# Battlefield 3 laggt extrem



## monkeyfishfrog (5. Juli 2013)

hallo leute,
folgendes problem. seit kurzem, falls ich mal bf3 spiele, laggt das spiel ziemlich stark. ich werde zurückgeportet oder wenn ich in einem fahrzeug sitze wird schwenkt mein sichtfeld aus. die fps liegen zwischen 40 und 50 fps. temperaturen liegen bei gpu und cpu ca. bei geschmeidigen 50 grad. der ping liegt meist bei 40 bis 50. habe meine ram riegel hin und her getausch um auch die auszuschließen. andere spiele wie risen 2 laufen ohne probleme. meine treiber sind alle aktuell. zu meinem system.

windows 7 64 bit
gtx 460
i5 2500k
8 gb ram
asus P8P67 Rev.3.0
SanDisk Extreme 120 gb ssd

auf der ssd ist noch genügend platz frei. hab keine weiteren programme nebenher laufen. das problem tritt vor 2 tagen auf. das einzige was ich gemacht habe war das ich die 3d vision treiber von nvidia deinstalliert habe. aber ich erkenne mit dem keinen kausalen zusammenhang. möchte auch festhalten das ich vorher problemlos spielen konnte, habe diverse foren durchsucht aber leider keine lösung für mein problem gefunden, hoffentlich kann mir hier jemand weiterhelfen


----------



## Herbboy (5. Juli 2013)

Also, die Grafikkarte ist nicht grad dolle, aber wenn Du sagst, dass Du an sich 40-50 FPS hast, dann würd ich irgendein Tool vermuten, das beim Spielen muckt: Firewall, Virenscanner, Skype/Teamspeak oder so. Vlt lad aber mal die neuesten Nvidia-Treiber runter und installier die komplett, vlr wurde doch mit der Deinstall der 3D-Treiber was "verhunzt"


----------



## monkeyfishfrog (5. Juli 2013)

vor einer woche lief battlefield noch ohne probleme, habe seitdem auch keine neue software heruntergeladen. nvidia treiber habe ich neu installiert auch mit 3d vision. habs auch einmal mit dem alten 296.10 treiber von nvidia versucht, keine besserung.


----------



## Herbboy (5. Juli 2013)

Und was ist mit den Tools? Schau mal, dass wirklich alles andere aus ist und ob es dann geht - und teste auch mal, ob auch der Singleplayer muckt oder ob es da keine Probleme gibt.

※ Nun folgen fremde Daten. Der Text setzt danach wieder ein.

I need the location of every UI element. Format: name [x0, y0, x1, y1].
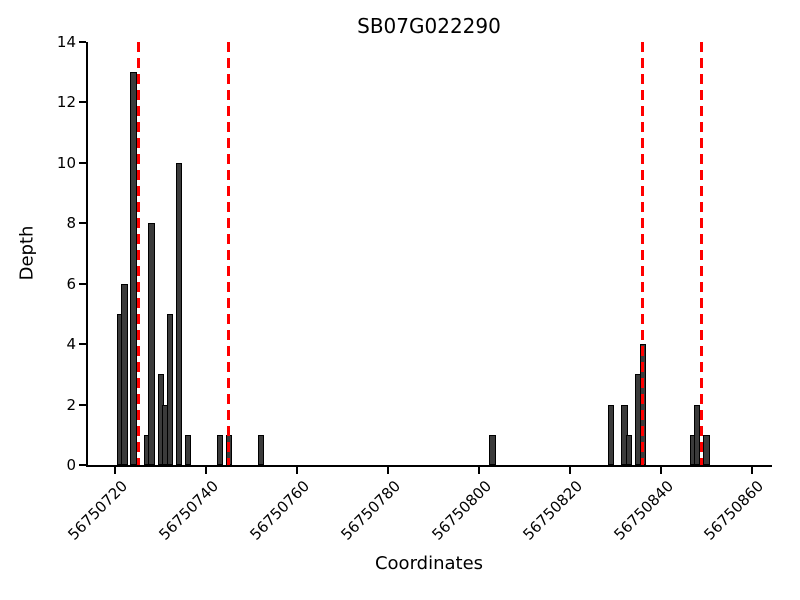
depth-bar	[621, 404, 628, 465]
y-tick-mark	[79, 282, 86, 285]
depth-bar	[130, 72, 137, 465]
y-tick-label: 4	[66, 335, 76, 354]
y-axis-spine	[86, 42, 88, 467]
boundary-line	[700, 42, 704, 465]
y-tick-label: 12	[56, 93, 76, 112]
boundary-line	[136, 42, 140, 465]
x-tick-label: 56750860	[700, 477, 768, 544]
depth-bar	[625, 434, 633, 465]
x-tick-label: 56750820	[518, 477, 586, 544]
y-tick-label: 14	[56, 33, 76, 51]
depth-bar	[166, 313, 174, 465]
chart-title: SB07G022290	[357, 14, 501, 38]
y-tick-mark	[79, 222, 86, 225]
depth-bar	[175, 162, 183, 465]
y-tick-mark	[79, 161, 86, 164]
x-tick-mark	[568, 467, 571, 474]
y-tick-label: 10	[56, 153, 76, 172]
x-axis-spine	[86, 465, 772, 467]
depth-bar	[607, 404, 615, 465]
x-tick-label: 56750720	[64, 477, 132, 544]
depth-bar	[121, 283, 128, 465]
y-tick-label: 6	[66, 274, 76, 293]
y-axis-label: Depth	[16, 225, 38, 281]
x-tick-mark	[478, 467, 480, 474]
y-tick-mark	[79, 41, 86, 43]
x-tick-mark	[659, 467, 662, 474]
y-tick-label: 0	[66, 456, 76, 474]
y-tick-mark	[79, 101, 86, 104]
depth-bar	[489, 434, 496, 465]
x-axis-label: Coordinates	[374, 553, 484, 574]
depth-bar	[148, 223, 155, 465]
depth-bar	[216, 434, 224, 465]
x-tick-mark	[387, 467, 390, 474]
y-tick-mark	[79, 464, 86, 466]
x-tick-label: 56750800	[428, 477, 495, 544]
x-tick-mark	[750, 467, 753, 474]
x-tick-label: 56750740	[155, 477, 222, 544]
depth-bar	[703, 434, 710, 465]
x-tick-label: 56750760	[246, 477, 313, 544]
x-tick-mark	[205, 467, 208, 474]
y-tick-label: 8	[66, 214, 76, 233]
plot-area: 0 2 4 6 8 10 12 14 56750720 56750740 56750760 56750…	[57, 33, 772, 544]
depth-bar	[694, 404, 701, 465]
x-tick-mark	[114, 467, 117, 474]
depth-bar	[184, 434, 192, 465]
y-tick-mark	[79, 343, 86, 346]
depth-bar	[257, 434, 264, 465]
x-tick-label: 56750780	[337, 477, 404, 544]
x-tick-mark	[296, 467, 299, 474]
x-tick-label: 56750840	[609, 477, 677, 544]
boundary-line	[227, 42, 231, 465]
boundary-line	[641, 42, 645, 465]
y-tick-mark	[79, 403, 86, 406]
y-tick-label: 2	[66, 395, 76, 414]
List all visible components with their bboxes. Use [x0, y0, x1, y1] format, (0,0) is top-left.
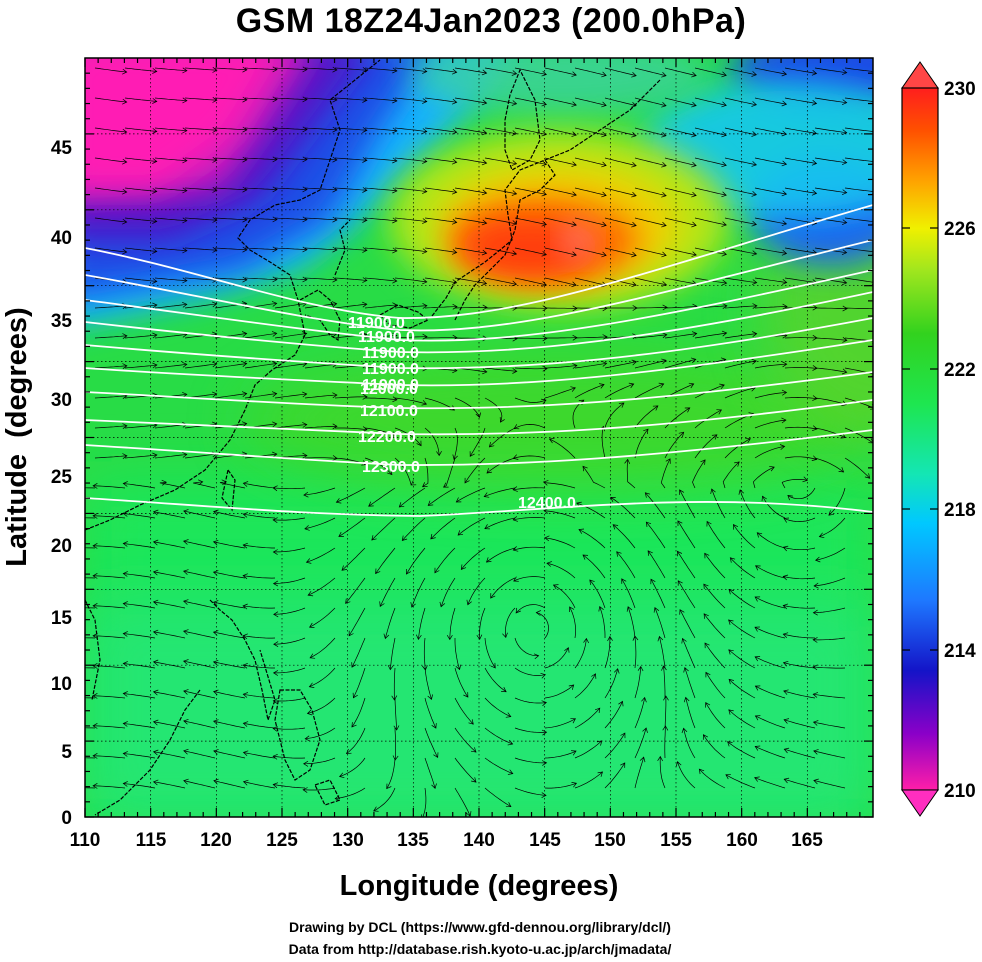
contour-label: 12300.0	[362, 459, 420, 476]
y-tick-labels: 0 5 10 15 20 25 30 35 40 45	[51, 138, 73, 829]
y-tick-label: 25	[51, 467, 73, 488]
colorbar-label: 214	[944, 641, 976, 662]
axis-ticks	[84, 58, 873, 818]
contour-label: 11900.0	[358, 329, 415, 346]
x-tick-label: 120	[200, 830, 232, 851]
contour-label: 11900.0	[362, 377, 419, 394]
contour-label: 12100.0	[360, 403, 418, 420]
temperature-field	[85, 58, 873, 817]
x-tick-label: 130	[332, 830, 364, 851]
y-axis-label: Latitude (degrees)	[1, 307, 33, 566]
y-tick-label: 15	[51, 608, 73, 629]
colorbar-label: 222	[944, 360, 976, 381]
x-tick-label: 160	[726, 830, 758, 851]
y-tick-label: 20	[51, 536, 72, 557]
colorbar-label: 230	[944, 79, 976, 100]
colorbar-label: 218	[944, 500, 976, 521]
credit-drawing: Drawing by DCL (https://www.gfd-dennou.o…	[289, 919, 671, 935]
contour-label: 12000.0	[360, 381, 418, 398]
colorbar-scale	[901, 87, 939, 791]
contour-label: 12200.0	[358, 429, 416, 446]
x-tick-label: 145	[529, 830, 561, 851]
coastlines	[85, 59, 661, 816]
colorbar-max-arrow	[901, 61, 939, 89]
credit-data: Data from http://database.rish.kyoto-u.a…	[288, 941, 672, 957]
chart-title: GSM 18Z24Jan2023 (200.0hPa)	[235, 2, 747, 40]
y-tick-label: 45	[51, 138, 73, 159]
map-figure: 11900.0 11900.0 11900.0 11900.0 11900.0 …	[1, 57, 976, 902]
x-tick-label: 115	[136, 830, 167, 851]
contour-label: 11900.0	[362, 345, 419, 362]
colorbar-min-arrow	[901, 789, 939, 817]
x-tick-label: 155	[660, 830, 692, 851]
x-tick-labels: 110 115 120 125 130 135 140 145 150 155 …	[70, 830, 824, 851]
x-tick-label: 110	[70, 830, 101, 851]
y-tick-label: 10	[51, 674, 72, 695]
contour-label: 11900.0	[348, 315, 405, 332]
x-tick-label: 165	[791, 830, 823, 851]
x-tick-label: 135	[397, 830, 429, 851]
y-tick-label: 5	[61, 742, 72, 763]
colorbar: 230 226 222 218 214 210	[901, 61, 976, 817]
x-tick-label: 125	[266, 830, 298, 851]
x-tick-label: 150	[594, 830, 626, 851]
colorbar-label: 226	[944, 219, 976, 240]
geopotential-contours	[85, 204, 873, 517]
x-tick-label: 140	[463, 830, 495, 851]
contour-label: 12400.0	[518, 495, 576, 512]
y-tick-label: 30	[51, 390, 72, 411]
y-tick-label: 0	[61, 808, 72, 829]
y-tick-label: 40	[51, 228, 72, 249]
x-axis-label: Longitude (degrees)	[340, 870, 619, 902]
grid-lines	[85, 58, 873, 817]
contour-labels: 11900.0 11900.0 11900.0 11900.0 11900.0 …	[348, 315, 576, 512]
y-tick-label: 35	[51, 311, 73, 332]
colorbar-label: 210	[944, 781, 976, 802]
contour-label: 11900.0	[362, 361, 419, 378]
wind-streamlines	[85, 66, 873, 817]
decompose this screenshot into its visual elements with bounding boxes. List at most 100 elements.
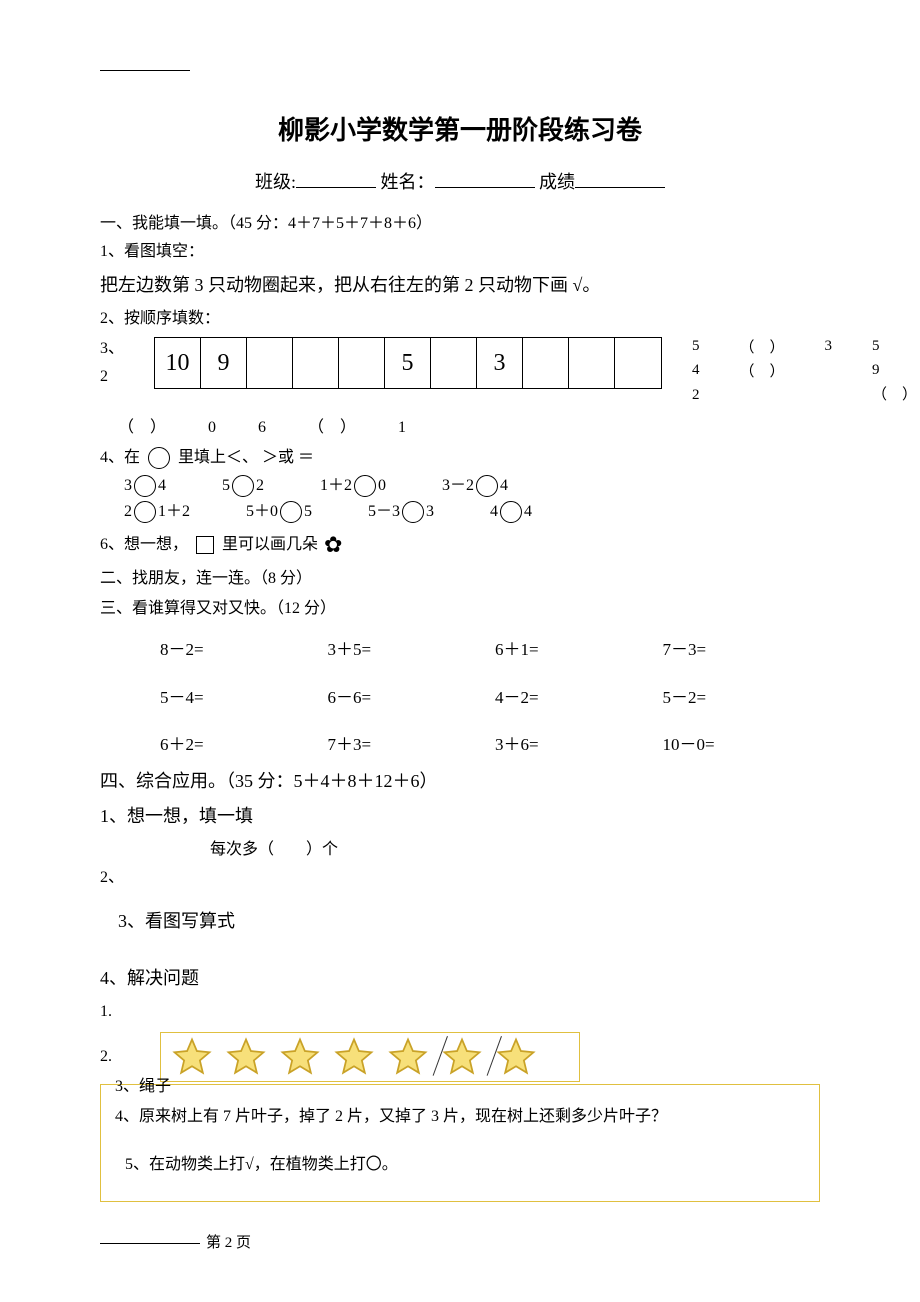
seq-cell[interactable] <box>293 338 339 388</box>
circle-icon <box>148 447 170 469</box>
s1-q1: 1、看图填空： <box>100 240 820 264</box>
tc[interactable]: （ ） <box>740 361 785 384</box>
cmp: 21＋2 <box>124 500 190 524</box>
seq-cell[interactable]: 5 <box>385 338 431 388</box>
class-label: 班级: <box>255 172 296 192</box>
star-icon <box>225 1036 267 1078</box>
section-4: 四、综合应用。（35 分：5＋4＋8＋12＋6） 1、想一想，填一填 每次多（ … <box>100 768 820 1202</box>
calc-item[interactable]: 5－4= <box>160 685 318 711</box>
star-crossed-icon <box>495 1036 537 1078</box>
calc-grid: 8－2= 3＋5= 6＋1= 7－3= 5－4= 6－6= 4－2= 5－2= … <box>160 637 820 758</box>
cmp: 34 <box>124 474 166 498</box>
calc-item[interactable]: 6＋1= <box>495 637 653 663</box>
s4-q1: 1、想一想，填一填 <box>100 803 820 830</box>
seq-cell[interactable] <box>247 338 293 388</box>
score-label: 成绩 <box>539 172 575 192</box>
sequence-row: 3、 2 10 9 5 3 5 4 2 （ ） （ ） <box>100 337 820 407</box>
cmp: 3－24 <box>442 474 508 498</box>
q4-tail: 里填上＜、 ＞或 ＝ <box>178 446 314 470</box>
q4-pre: 4、在 <box>100 446 140 470</box>
seq-cell[interactable] <box>339 338 385 388</box>
calc-item[interactable]: 7＋3= <box>328 732 486 758</box>
star-crossed-icon <box>441 1036 483 1078</box>
tc: 5 <box>692 335 700 358</box>
tc[interactable]: （ ） <box>872 384 917 407</box>
tc: 9 <box>872 359 917 382</box>
s1-heading: 一、我能填一填。（45 分：4＋7＋5＋7＋8＋6） <box>100 212 820 236</box>
s4-q5: 5、在动物类上打√，在植物类上打〇。 <box>125 1153 805 1177</box>
s4-q2: 2、 <box>100 866 820 890</box>
pr: 6 <box>258 416 266 440</box>
star-box <box>160 1032 580 1082</box>
yellow-box: 3、绳子 4、原来树上有 7 片叶子，掉了 2 片，又掉了 3 片，现在树上还剩… <box>100 1084 820 1202</box>
star-icon <box>387 1036 429 1078</box>
calc-item[interactable]: 6－6= <box>328 685 486 711</box>
circle-blank[interactable] <box>402 501 424 523</box>
calc-item[interactable]: 7－3= <box>663 637 821 663</box>
name-label: 姓名： <box>381 172 435 192</box>
seq-cell[interactable]: 9 <box>201 338 247 388</box>
s4-heading: 四、综合应用。（35 分：5＋4＋8＋12＋6） <box>100 768 820 795</box>
q6a: 6、想一想， <box>100 533 188 557</box>
circle-blank[interactable] <box>280 501 302 523</box>
circle-blank[interactable] <box>354 475 376 497</box>
circle-blank[interactable] <box>232 475 254 497</box>
section-1: 一、我能填一填。（45 分：4＋7＋5＋7＋8＋6） 1、看图填空： 把左边数第… <box>100 212 820 562</box>
cmp: 44 <box>490 500 532 524</box>
s4-list2: 2. <box>100 1045 130 1069</box>
star-icon <box>279 1036 321 1078</box>
seq-cell[interactable] <box>615 338 661 388</box>
cmp: 5＋05 <box>246 500 312 524</box>
s3-heading: 三、看谁算得又对又快。（12 分） <box>100 597 820 621</box>
tc: 5 <box>872 335 917 358</box>
calc-item[interactable]: 6＋2= <box>160 732 318 758</box>
calc-item[interactable]: 8－2= <box>160 637 318 663</box>
calc-item[interactable]: 4－2= <box>495 685 653 711</box>
seq-cell[interactable] <box>569 338 615 388</box>
name-blank[interactable] <box>435 168 535 188</box>
calc-item[interactable]: 3＋6= <box>495 732 653 758</box>
sequence-table: 10 9 5 3 <box>154 337 662 389</box>
score-blank[interactable] <box>575 168 665 188</box>
section-3: 三、看谁算得又对又快。（12 分） 8－2= 3＋5= 6＋1= 7－3= 5－… <box>100 597 820 758</box>
circle-blank[interactable] <box>476 475 498 497</box>
circle-blank[interactable] <box>134 475 156 497</box>
seq-cell[interactable]: 3 <box>477 338 523 388</box>
s1-q2: 2、按顺序填数： <box>100 307 820 331</box>
tc: 3 <box>825 335 833 358</box>
q6b: 里可以画几朵 <box>222 533 318 557</box>
seq-cell[interactable]: 10 <box>155 338 201 388</box>
cmp: 1＋20 <box>320 474 386 498</box>
info-line: 班级: 姓名： 成绩 <box>100 168 820 196</box>
section-2: 二、找朋友，连一连。（8 分） <box>100 567 820 591</box>
pr[interactable]: （ ） <box>118 416 166 440</box>
pr: 0 <box>208 416 216 440</box>
comparison-rows: 34 52 1＋20 3－24 21＋2 5＋05 5－33 44 <box>124 474 820 524</box>
tc[interactable]: （ ） <box>740 337 785 360</box>
circle-blank[interactable] <box>134 501 156 523</box>
cmp: 5－33 <box>368 500 434 524</box>
triple-columns: 5 4 2 （ ） （ ） 3 5 9 （ ） <box>692 335 917 407</box>
tc: 4 <box>692 359 700 382</box>
footer-rule <box>100 1243 200 1244</box>
pr[interactable]: （ ） <box>308 416 356 440</box>
tc: 2 <box>692 384 700 407</box>
page-footer: 第 2 页 <box>100 1232 820 1255</box>
s1-q6: 6、想一想， 里可以画几朵 ✿ <box>100 528 820 561</box>
footer-text: 第 2 页 <box>206 1232 251 1255</box>
s4-list4: 4、原来树上有 7 片叶子，掉了 2 片，又掉了 3 片，现在树上还剩多少片叶子… <box>115 1105 805 1129</box>
seq-left-labels: 3、 2 <box>100 337 124 389</box>
calc-item[interactable]: 3＋5= <box>328 637 486 663</box>
calc-item[interactable]: 5－2= <box>663 685 821 711</box>
q3-label: 3、 <box>100 337 124 361</box>
seq-cell[interactable] <box>523 338 569 388</box>
calc-item[interactable]: 10－0= <box>663 732 821 758</box>
circle-blank[interactable] <box>500 501 522 523</box>
s4-q1-sub: 每次多（ ）个 <box>210 838 820 862</box>
seq-cell[interactable] <box>431 338 477 388</box>
s1-q1-text: 把左边数第 3 只动物圈起来，把从右往左的第 2 只动物下画 √。 <box>100 272 820 299</box>
q3-side2: 2 <box>100 365 124 389</box>
s4-list1: 1. <box>100 1000 820 1024</box>
class-blank[interactable] <box>296 168 376 188</box>
s1-q4: 4、在 里填上＜、 ＞或 ＝ <box>100 446 820 470</box>
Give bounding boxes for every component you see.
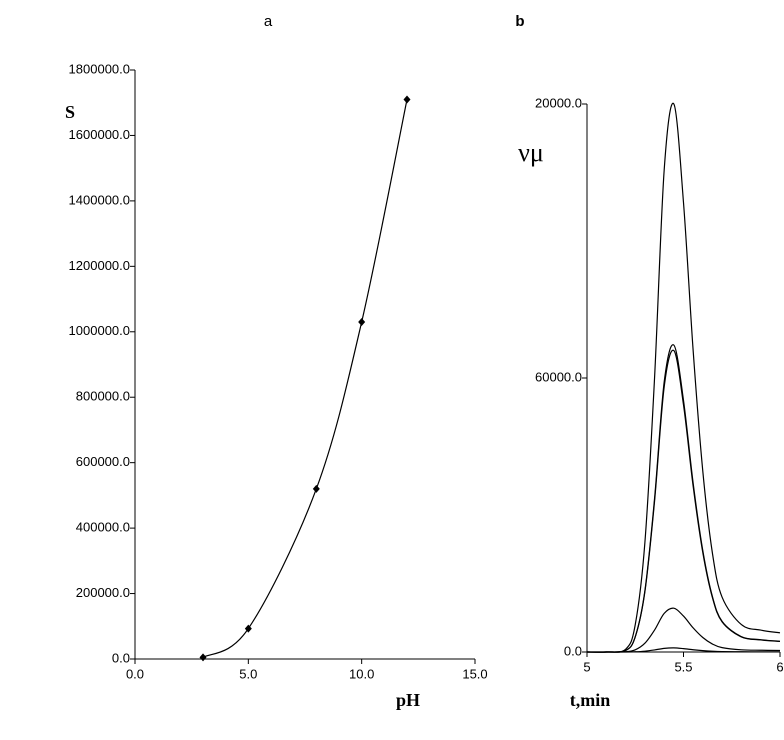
data-line — [202, 99, 408, 658]
marker — [358, 317, 366, 326]
marker — [403, 95, 411, 104]
chart-title: b — [515, 13, 524, 30]
y-tick-label: 1600000.0 — [69, 127, 130, 142]
data-line — [586, 349, 781, 653]
marker — [199, 653, 207, 662]
y-tick-label: 0.0 — [564, 643, 582, 658]
y-tick-label: 1800000.0 — [69, 61, 130, 76]
y-tick-label: 60000.0 — [535, 369, 582, 384]
y-axis-label: S — [65, 102, 75, 122]
y-tick-label: 600000.0 — [76, 454, 130, 469]
data-line — [586, 344, 781, 653]
x-tick-label: 5.5 — [674, 659, 692, 674]
y-tick-label: 800000.0 — [76, 389, 130, 404]
y-axis-label: νμ — [518, 138, 544, 167]
y-tick-label: 0.0 — [112, 650, 130, 665]
x-tick-label: 15.0 — [462, 666, 487, 681]
marker — [244, 624, 252, 633]
chart-title: a — [264, 13, 273, 30]
y-tick-label: 1200000.0 — [69, 258, 130, 273]
marker — [312, 484, 320, 493]
x-axis-label: pH — [396, 690, 420, 710]
x-axis-label: t,min — [570, 690, 611, 710]
x-tick-label: 5.0 — [239, 666, 257, 681]
data-line — [586, 647, 781, 653]
x-tick-label: 0.0 — [126, 666, 144, 681]
y-tick-label: 1000000.0 — [69, 323, 130, 338]
x-tick-label: 10.0 — [349, 666, 374, 681]
y-tick-label: 200000.0 — [76, 585, 130, 600]
y-tick-label: 400000.0 — [76, 520, 130, 535]
data-line — [586, 102, 781, 653]
y-tick-label: 20000.0 — [535, 95, 582, 110]
data-line — [586, 607, 781, 653]
x-tick-label: 6 — [776, 659, 783, 674]
y-tick-label: 1400000.0 — [69, 192, 130, 207]
x-tick-label: 5 — [583, 659, 590, 674]
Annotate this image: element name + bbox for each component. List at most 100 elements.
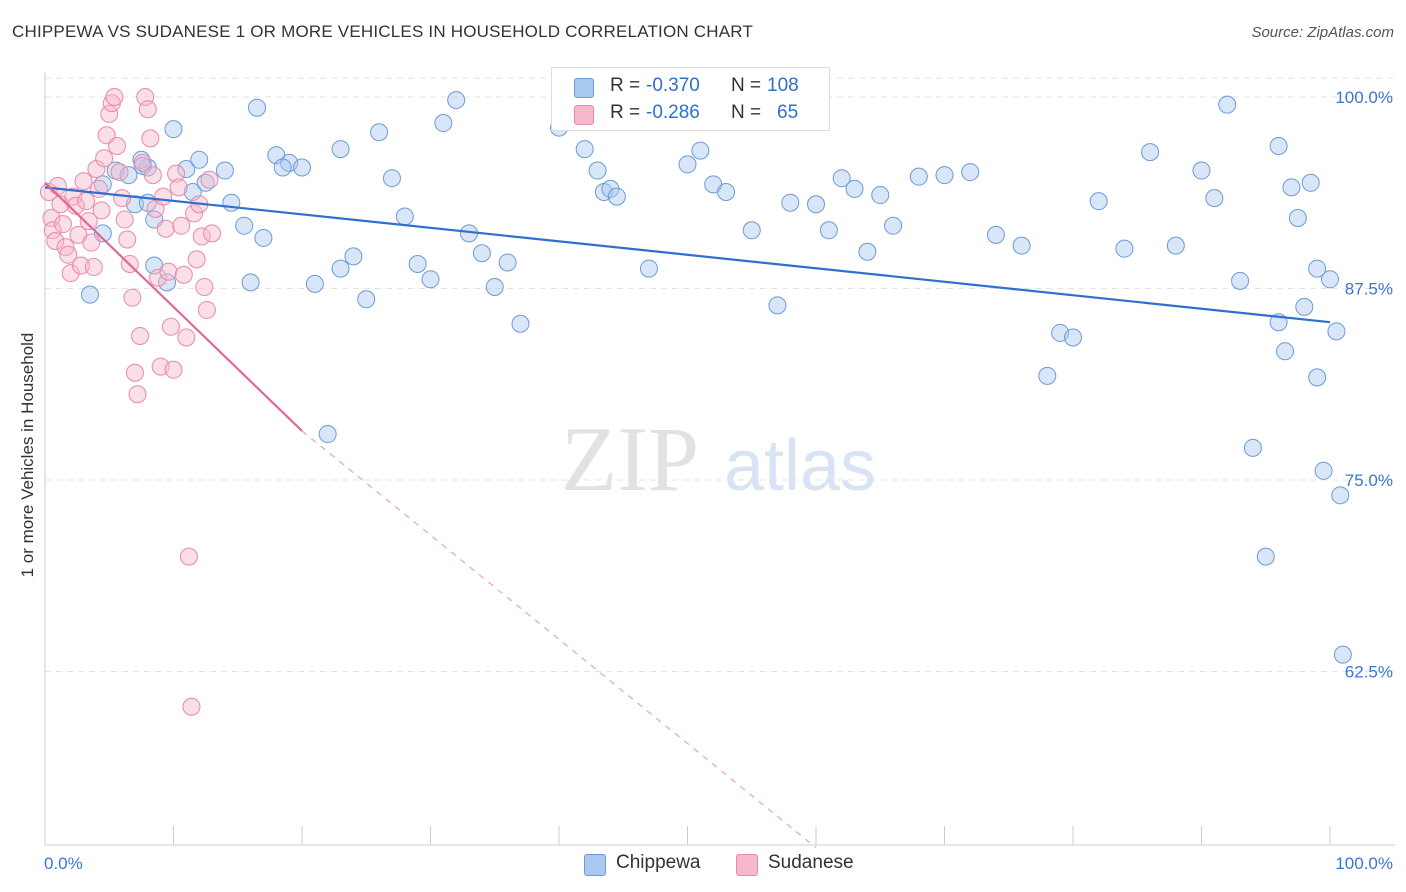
point-chippewa: [961, 163, 980, 182]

ggf. auch mal die Treiber von Nvidia alle komplett deinstallieren, dann neueste Mainboardtreiber drauf und erneut die neuesten von Nvidia.


----------



## monkeyfishfrog (5. Juli 2013)

hab eine systemwiederherstellung durchgeführt... scheint jetzt alles ohne probleme zu laufen. vielen dank für deine hilfe


----------



## Eol_Ruin (7. Juli 2013)

Es gibt auf einigen Servern aktuell wieder das Problem mir dem "*Rubberbanding*".
Ist mir auch in der letzten Woche einige Male passiert - davor ein ganzes Jahr nicht.
Keine Ahnung woran es momentan liegt


----------



## Gast20180705 (7. Juli 2013)

Hab ich heute auch erlebt, Ping geht von gewohnten 20 bis 40 auf über weit über 300...einfach nur unspielbar.


----------